There's also food to be found there – Ferran Adrià has consulted on the restaurant Condividere, where Italian chef Federico Zanasi is the head chef. And a highlight is the Lavazza Museum, a huge, immersive experience that starts off as a straightforward timeline of the company, takes you through the advertising campaigns that have defined the company in Italy and across the world, and finishes with a circular installation that projects images onto a 360-degree screen made of curtain-like fabric strands, with the intention of making you feel like you're in a cup of coffee. Yes, really.

Lavazza's new HQ in London

Changing faces

It's not only Lavazza's Turin home that's had a remodelling – the company has just moved into a new HQ in London, too. Its brand-new, similarly gleaming headquarters in the The Charter Building in Uxbridge will bring some coffee to the public, too, by way of a Lavazza bar.

 

Despite the theatrics, though, there is real emotion at work here – in the pride taken by the company in its history; in the words of the current-day Lavazza family on possibly the biggest milestone in its rich history. Lavazza might be doing things on an enormous scale, but it's still a family-run company, and still a staple of the Turin landscape – albeit one that now cuts a notably more modern silhouette.
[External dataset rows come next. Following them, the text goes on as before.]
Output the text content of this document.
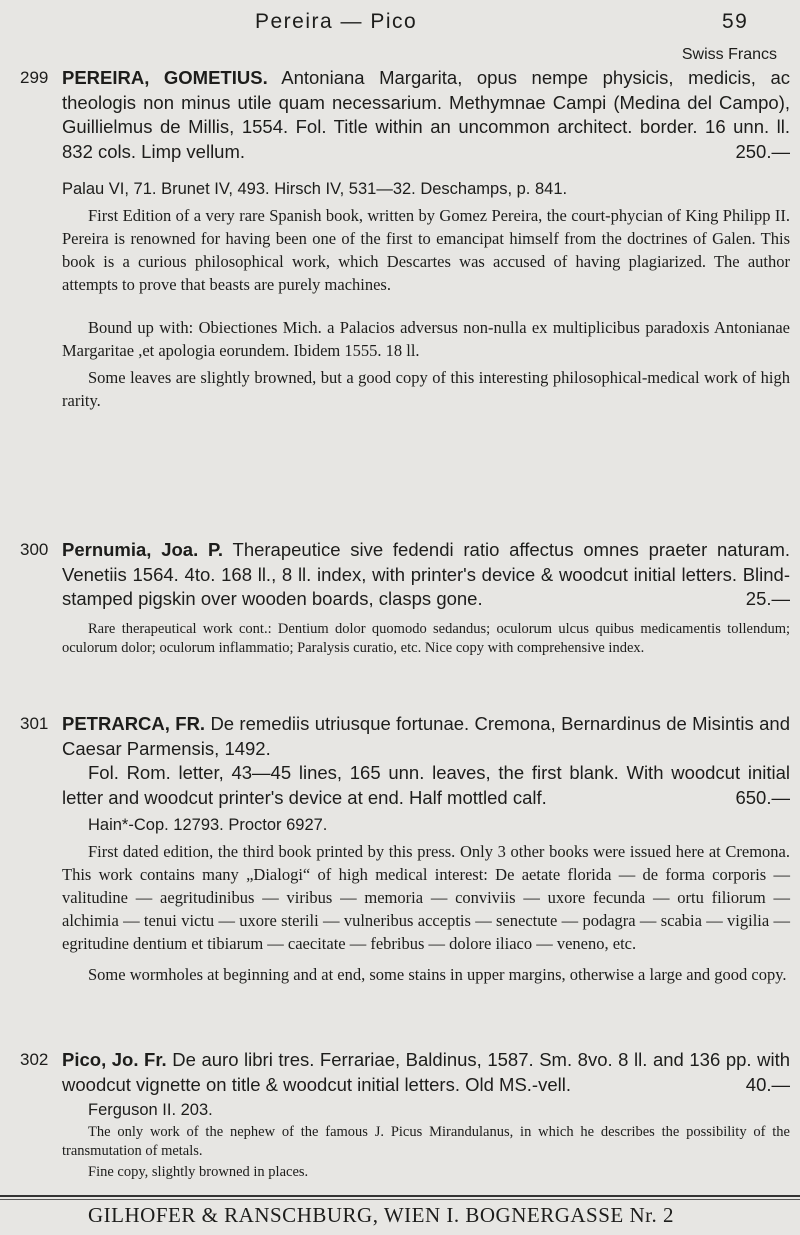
Pereira — Pico	59
Swiss Francs
299 PEREIRA, GOMETIUS. Antoniana Margarita, opus nempe physicis, medicis, ac theologis non minus utile quam necessarium. Methymnae Campi (Medina del Campo), Guillielmus de Millis, 1554. Fol. Title within an uncommon architect. border. 16 unn. ll. 832 cols. Limp vellum.	250.—

Palau VI, 71. Brunet IV, 493. Hirsch IV, 531—32. Deschamps, p. 841.

First Edition of a very rare Spanish book, written by Gomez Pereira, the court-phycian of King Philipp II. Pereira is renowned for having been one of the first to emancipat himself from the doctrines of Galen. This book is a curious philosophical work, which Descartes was accused of having plagiarized. The author attempts to prove that beasts are purely machines.

Bound up with: Obiectiones Mich. a Palacios adversus non-nulla ex multiplicibus paradoxis Antonianae Margaritae ,et apologia eorundem. Ibidem 1555. 18 ll.

Some leaves are slightly browned, but a good copy of this interesting philosophical-medical work of high rarity.

300 Pernumia, Joa. P. Therapeutice sive fedendi ratio affectus omnes praeter naturam. Venetiis 1564. 4to. 168 ll., 8 ll. index, with printer's device & woodcut initial letters. Blind-stamped pigskin over wooden boards, clasps gone.	25.—

Rare therapeutical work cont.: Dentium dolor quomodo sedandus; oculorum ulcus quibus medicamentis tollendum; oculorum dolor; oculorum inflammatio; Paralysis curatio, etc. Nice copy with comprehensive index.

301 PETRARCA, FR. De remediis utriusque fortunae. Cremona, Bernardinus de Misintis and Caesar Parmensis, 1492.

Fol. Rom. letter, 43—45 lines, 165 unn. leaves, the first blank. With woodcut initial letter and woodcut printer's device at end. Half mottled calf.	650.—

Hain*-Cop. 12793. Proctor 6927.

First dated edition, the third book printed by this press. Only 3 other books were issued here at Cremona. This work contains many „Dialogi“ of high medical interest: De aetate florida — de forma corporis — valitudine — aegritudinibus — viribus — memoria — conviviis — uxore fecunda — ortu filiorum — alchimia — tenui victu — uxore sterili — vulneribus acceptis — senectute — podagra — scabia — vigilia — egritudine dentium et tibiarum — caecitate — febribus — dolore iliaco — veneno, etc.

Some wormholes at beginning and at end, some stains in upper margins, otherwise a large and good copy.

302 Pico, Jo. Fr. De auro libri tres. Ferrariae, Baldinus, 1587. Sm. 8vo. 8 ll. and 136 pp. with woodcut vignette on title & woodcut initial letters. Old MS.-vell.	40.—

Ferguson II. 203.

The only work of the nephew of the famous J. Picus Mirandulanus, in which he describes the possibility of the transmutation of metals.

Fine copy, slightly browned in places.

GILHOFER & RANSCHBURG, WIEN I. BOGNERGASSE Nr. 2
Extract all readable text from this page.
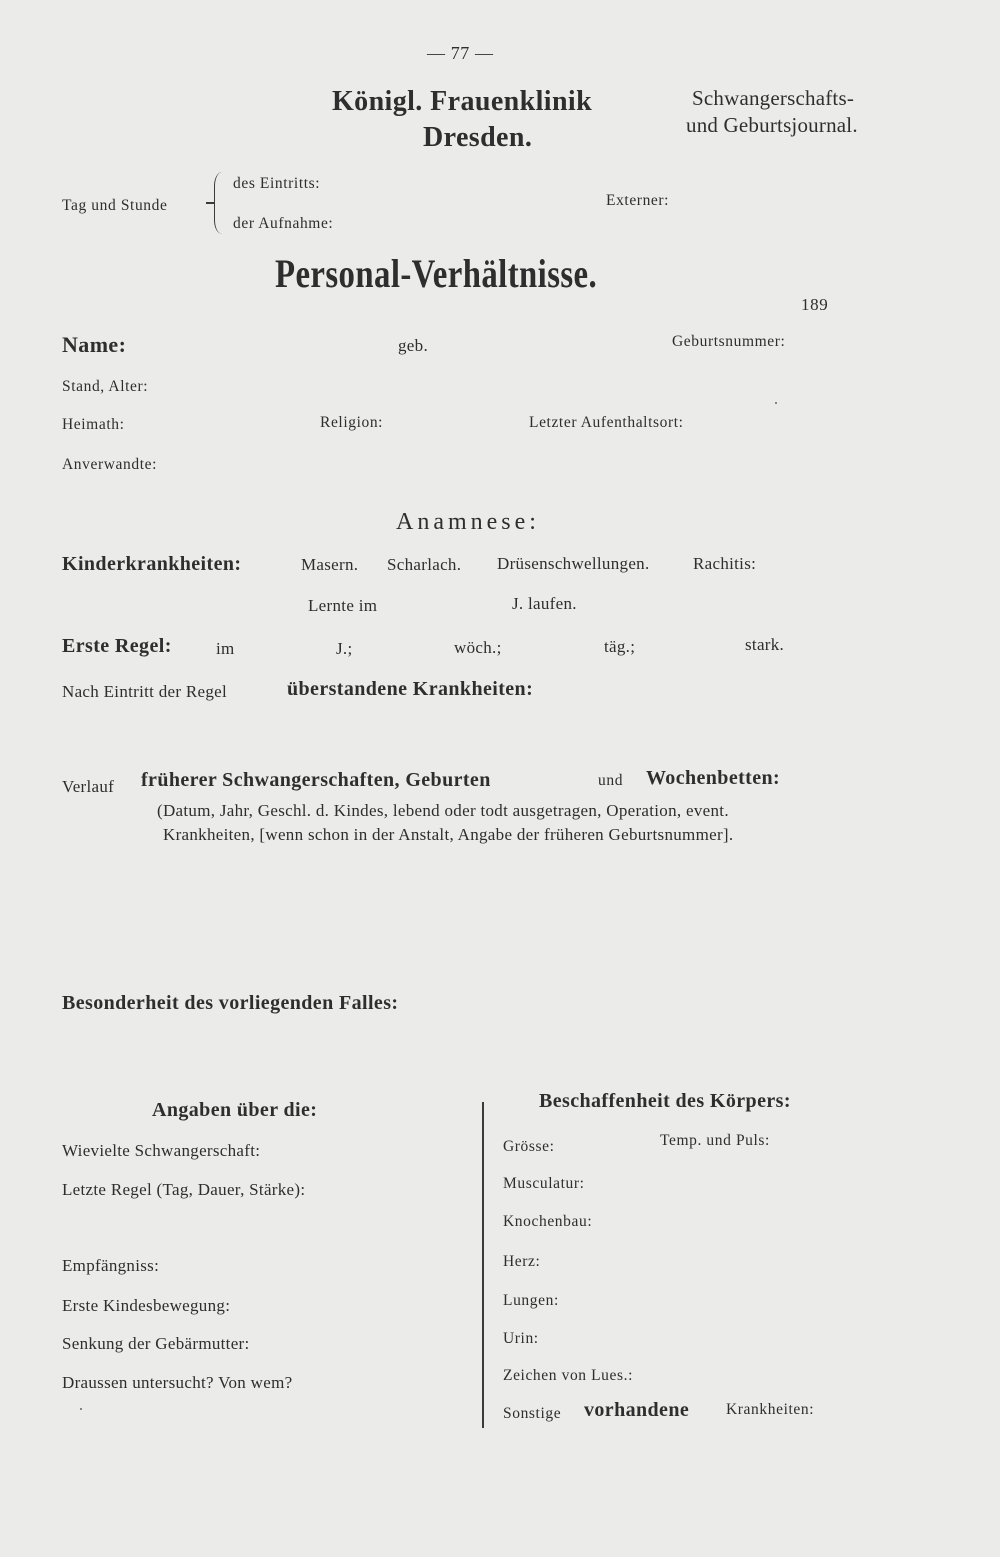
— 77 —
Königl. Frauenklinik
Dresden.
Schwangerschafts-
und Geburtsjournal.
Tag und Stunde
des Eintritts:
der Aufnahme:
Externer:
Personal-Verhältnisse.
189
Name:	geb.	Geburtsnummer:
Stand, Alter:
Heimath:	Religion:	Letzter Aufenthaltsort:
Anverwandte:
Anamnese:
Kinderkrankheiten:	Masern. Scharlach. Drüsenschwellungen.	Rachitis:
Lernte im	J. laufen.
Erste Regel:	im	J.;	wöch.;	täg.;	stark.
Nach Eintritt der Regel	überstandene Krankheiten:
Verlauf früherer Schwangerschaften, Geburten	und Wochenbetten:
(Datum, Jahr, Geschl. d. Kindes, lebend oder todt ausgetragen, Operation, event.
Krankheiten, [wenn schon in der Anstalt, Angabe der früheren Geburtsnummer].
Besonderheit des vorliegenden Falles:
Angaben über die:
Wievielte Schwangerschaft:
Letzte Regel (Tag, Dauer, Stärke):
Empfängniss:
Erste Kindesbewegung:
Senkung der Gebärmutter:
Draussen untersucht? Von wem?
Beschaffenheit des Körpers:
Grösse:	Temp. und Puls:
Musculatur:
Knochenbau:
Herz:
Lungen:
Urin:
Zeichen von Lues.:
Sonstige vorhandene Krankheiten:
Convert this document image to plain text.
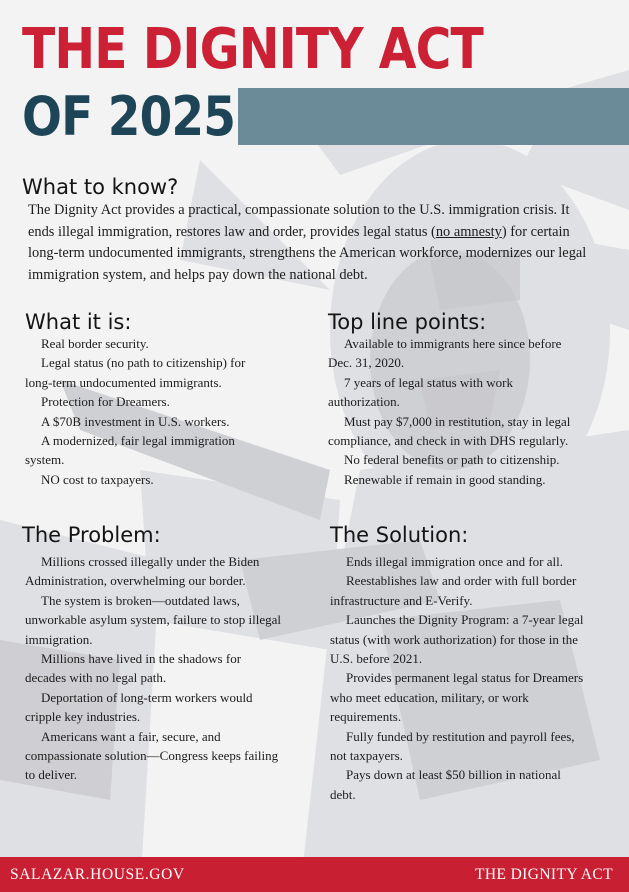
THE DIGNITY ACT
OF 2025
What to know?

The Dignity Act provides a practical, compassionate solution to the U.S. immigration crisis. It ends illegal immigration, restores law and order, provides legal status (no amnesty) for certain long-term undocumented immigrants, strengthens the American workforce, modernizes our legal immigration system, and helps pay down the national debt.

What it is:
Real border security.
Legal status (no path to citizenship) for long-term undocumented immigrants.
Protection for Dreamers.
A $70B investment in U.S. workers.
A modernized, fair legal immigration system.
NO cost to taxpayers.
Top line points:
Available to immigrants here since before Dec. 31, 2020.
7 years of legal status with work authorization.
Must pay $7,000 in restitution, stay in legal compliance, and check in with DHS regularly.
No federal benefits or path to citizenship.
Renewable if remain in good standing.
The Problem:
Millions crossed illegally under the Biden Administration, overwhelming our border.
The system is broken—outdated laws, unworkable asylum system, failure to stop illegal immigration.
Millions have lived in the shadows for decades with no legal path.
Deportation of long-term workers would cripple key industries.
Americans want a fair, secure, and compassionate solution—Congress keeps failing to deliver.
The Solution:
Ends illegal immigration once and for all.
Reestablishes law and order with full border infrastructure and E-Verify.
Launches the Dignity Program: a 7-year legal status (with work authorization) for those in the U.S. before 2021.
Provides permanent legal status for Dreamers who meet education, military, or work requirements.
Fully funded by restitution and payroll fees, not taxpayers.
Pays down at least $50 billion in national debt.
SALAZAR.HOUSE.GOV	THE DIGNITY ACT
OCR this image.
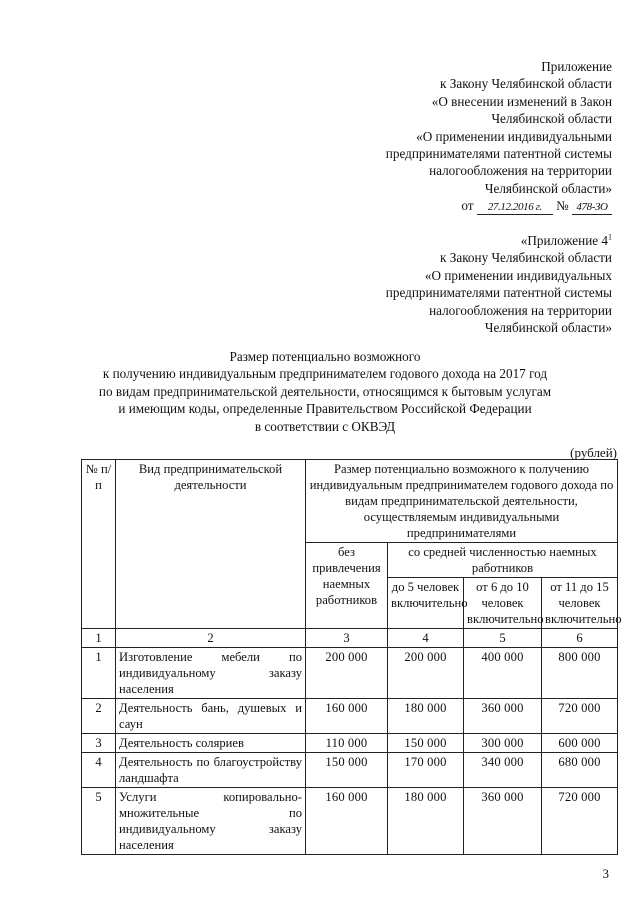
Приложение
к Закону Челябинской области
«О внесении изменений в Закон
Челябинской области
«О применении индивидуальными
предпринимателями патентной системы
налогообложения на территории
Челябинской области»
от 27.12.2016 г. № 478-ЗО
«Приложение $4^1$
к Закону Челябинской области
«О применении индивидуальных
предпринимателями патентной системы
налогообложения на территории
Челябинской области»
Размер потенциально возможного
к получению индивидуальным предпринимателем годового дохода на 2017 год
по видам предпринимательской деятельности, относящимся к бытовым услугам
и имеющим коды, определенные Правительством Российской Федерации
в соответствии с ОКВЭД
(рублей)
№ п/п	Вид предпринимательской деятельности	Размер потенциально возможного к получению индивидуальным предпринимателем годового дохода по видам предпринимательской деятельности, осуществляемым индивидуальными предпринимателями			
		без привлечения наемных работников	со средней численностью наемных работников		
			до 5 человек включительно	от 6 до 10 человек включительно	от 11 до 15 человек включительно
1	2	3	4	5	6
1	Изготовление мебели по индивидуальному заказу населения	200 000	200 000	400 000	800 000
2	Деятельность бань, душевых и саун	160 000	180 000	360 000	720 000
3	Деятельность соляриев	110 000	150 000	300 000	600 000
4	Деятельность по благоустройству ландшафта	150 000	170 000	340 000	680 000
5	Услуги копировально-множительные по индивидуальному заказу населения	160 000	180 000	360 000	720 000
3
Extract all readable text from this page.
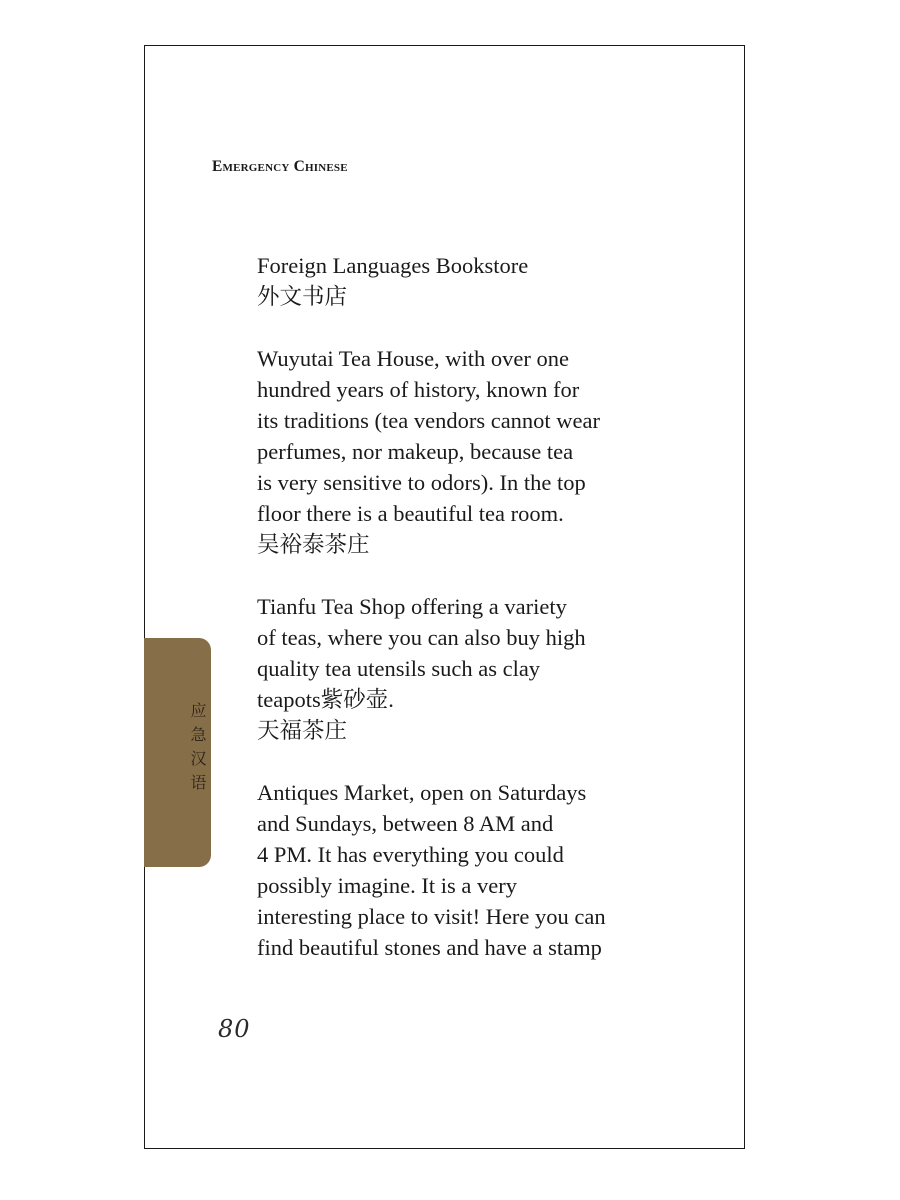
Emergency Chinese
Foreign Languages Bookstore
外文书店
Wuyutai Tea House, with over one
hundred years of history, known for
its traditions (tea vendors cannot wear
perfumes, nor makeup, because tea
is very sensitive to odors). In the top
floor there is a beautiful tea room.
吴裕泰茶庄
Tianfu Tea Shop offering a variety
of teas, where you can also buy high
quality tea utensils such as clay
teapots紫砂壶.
天福茶庄
Antiques Market, open on Saturdays
and Sundays, between 8 AM and
4 PM. It has everything you could
possibly imagine. It is a very
interesting place to visit! Here you can
find beautiful stones and have a stamp
应急汉语
80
There is a school of thought that all food and drink should be hand-crafted in tiny batches; that the end-point is landrace farming and products travelling a mile if at all. And while that's a noble ambition, it's not the world we live in.

Considering the past, living the present and projecting the future of Lavazza in Turin is a timely reminder that a huge corporation can do things with heart, and with good conscience. It can play a significant role, with its new home, in the changing face of a city like Turin; and in its training centres, global expansion and new products that turn its history on its head, in the changing culture of coffee, too. What happens from here on is in its own hands.